What else. Lately I've been following the blog Book Trout, written by the good people at Old Saratoga Books in Schuylerville, New York, and enjoying their book reviews in particular. Always like to read about the reading life and opinions of other bookshop folks.

Finally, after reading next to nothing myself (in book form) over the last two months, mostly because of moving house, I'm nearly finished with Wild Mary: A Life of Mary Wesley by Patrick Marnham (Vintage, London 2007). And what a life it was... I recently ordered a slew of Mary Wesley's novels for a friend of mine, and got this for good measure since neither of us realized it even existed. I love reading memoirs and biographies of British writers during the period between the world wars and just after, and it's very interesting to read something published now, vs. then, and written about a woman, rather than a man.
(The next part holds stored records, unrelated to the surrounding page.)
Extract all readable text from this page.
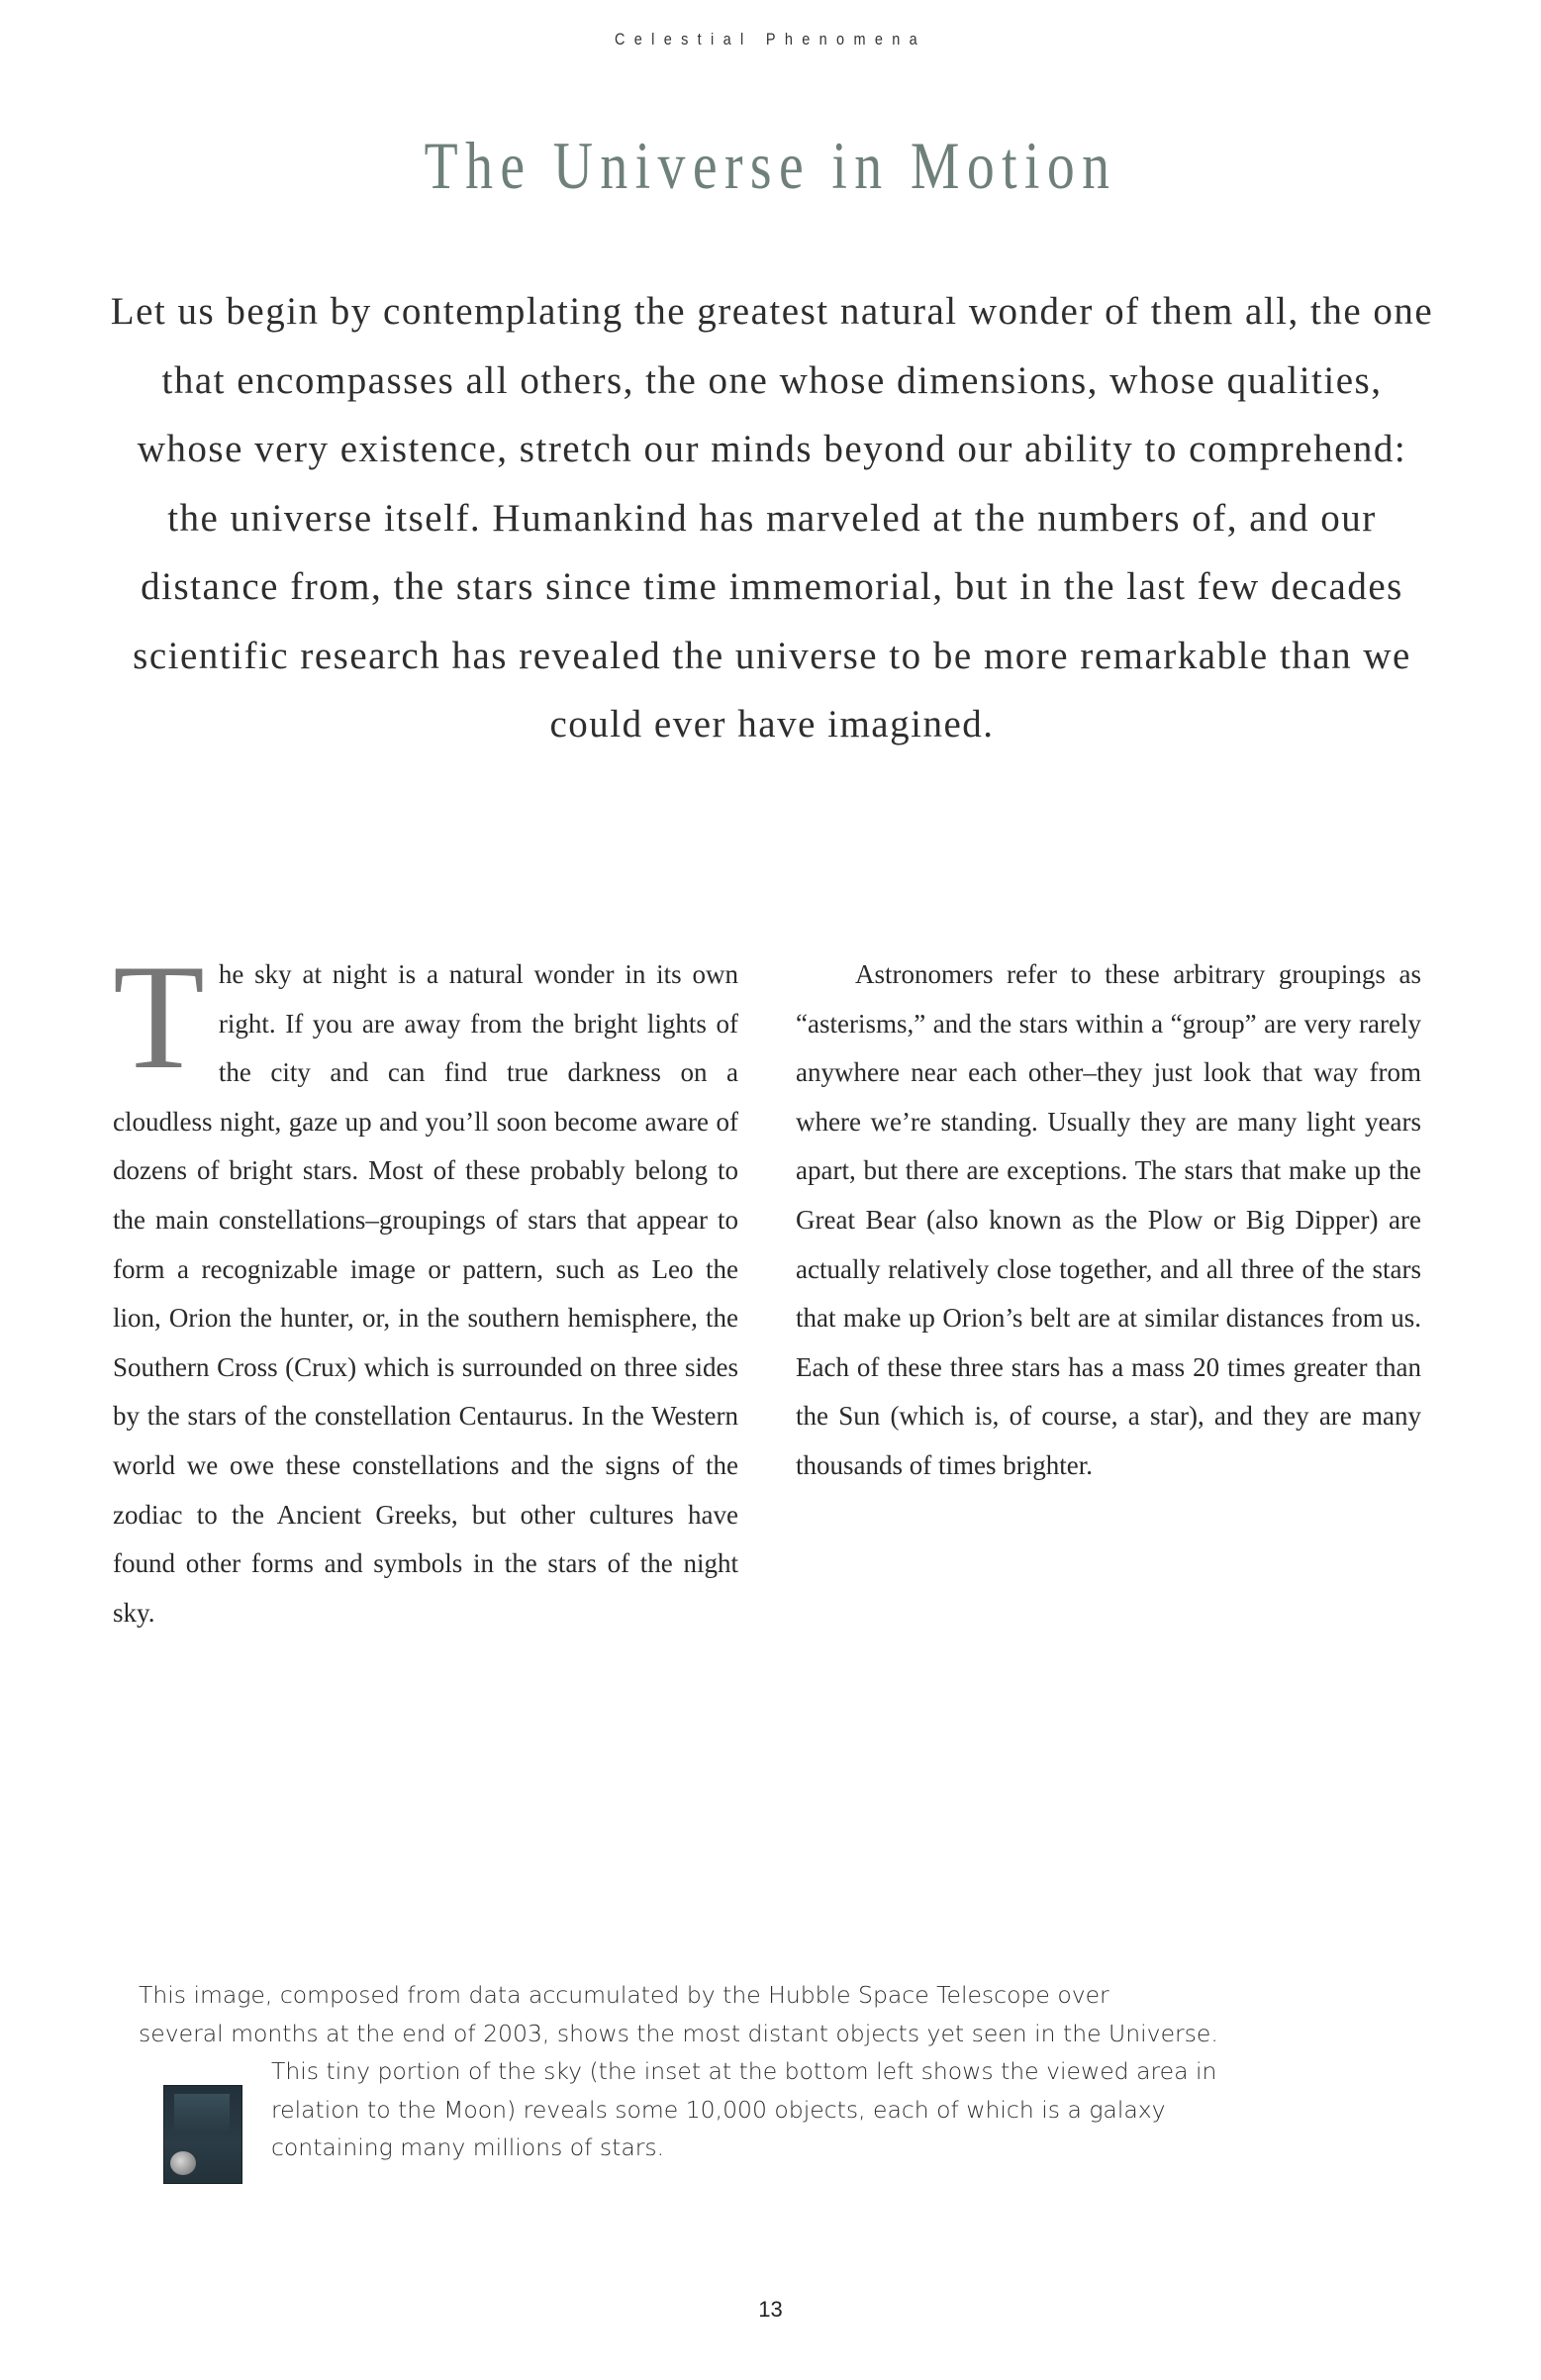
Celestial Phenomena
The Universe in Motion

Let us begin by contemplating the greatest natural wonder of them all, the one that encompasses all others, the one whose dimensions, whose qualities, whose very existence, stretch our minds beyond our ability to comprehend: the universe itself. Humankind has marveled at the numbers of, and our distance from, the stars since time immemorial, but in the last few decades scientific research has revealed the universe to be more remarkable than we could ever have imagined.

The sky at night is a natural wonder in its own right. If you are away from the bright lights of the city and can find true darkness on a cloudless night, gaze up and you’ll soon become aware of dozens of bright stars. Most of these probably belong to the main constellations–groupings of stars that appear to form a recognizable image or pattern, such as Leo the lion, Orion the hunter, or, in the southern hemisphere, the Southern Cross (Crux) which is surrounded on three sides by the stars of the constellation Centaurus. In the Western world we owe these constellations and the signs of the zodiac to the Ancient Greeks, but other cultures have found other forms and symbols in the stars of the night sky.

Astronomers refer to these arbitrary groupings as “asterisms,” and the stars within a “group” are very rarely anywhere near each other–they just look that way from where we’re standing. Usually they are many light years apart, but there are exceptions. The stars that make up the Great Bear (also known as the Plow or Big Dipper) are actually relatively close together, and all three of the stars that make up Orion’s belt are at similar distances from us. Each of these three stars has a mass 20 times greater than the Sun (which is, of course, a star), and they are many thousands of times brighter.

This image, composed from data accumulated by the Hubble Space Telescope over

several months at the end of 2003, shows the most distant objects yet seen in the Universe.

This tiny portion of the sky (the inset at the bottom left shows the viewed area in relation to the Moon) reveals some 10,000 objects, each of which is a galaxy containing many millions of stars.

13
For those who aren't familiar with Mary Wesley, she lived a very full life, worked for MI5, had three children by three different fathers, became a nearly-destitute widow, then at 70 years old published her first novel, which became a bestseller in the U.K. Then she wrote another nine bestsellers after that, before dying at the age of 90. This authorized biography is almost graphic in places, but by now we've seen and read it all, so her "wildness" comes across as more honestly titillating than shocking. On to her novels, which seem as if they could have been written by Evelyn Waugh, had he lived a few more decades and written tell-all roman à clef fiction during the 1990s. If you like the following sentence, from one of her letters to her future husband (from p.123 in the biography), you will like Mary Wesley's writing:

" 'One aspect, a simple one, seems to be that having found one person in whom I have faith I am in a fair way to growing smugly impervious to the winds of malice. It's a startling and enjoyable feeling, rather like meeting God at a party.' "

I haven't finished the book yet, because I know what's coming. The worst part of reading biographies is knowing that these rich and amazing lives are over. I usually cry, even though I often detest many things about the subject of a given biography. Though more often I love them, their gifts, and it's too terrible to think that it's all over, forever. Another reason I won't be reading Christopher Hitchens's book. Every time I finish a biography, I think, "This can't be the end of it." Well, this is the end of this post, for now. I know when I start to wax philosophical that it's time to call it a day.

The Book Trout blushes to hear such nice things about her blog. Thank you Sarah. We are certainly a mutual admiration society as I enjoy peeking in on your bookshop doings and your delightful descriptions about antique books about books.

Old Saratoga Books/Book Trout Blog
Thanks, Rachel! I don't mind being part of a mutual admiration society. At least we know we're in good company, right?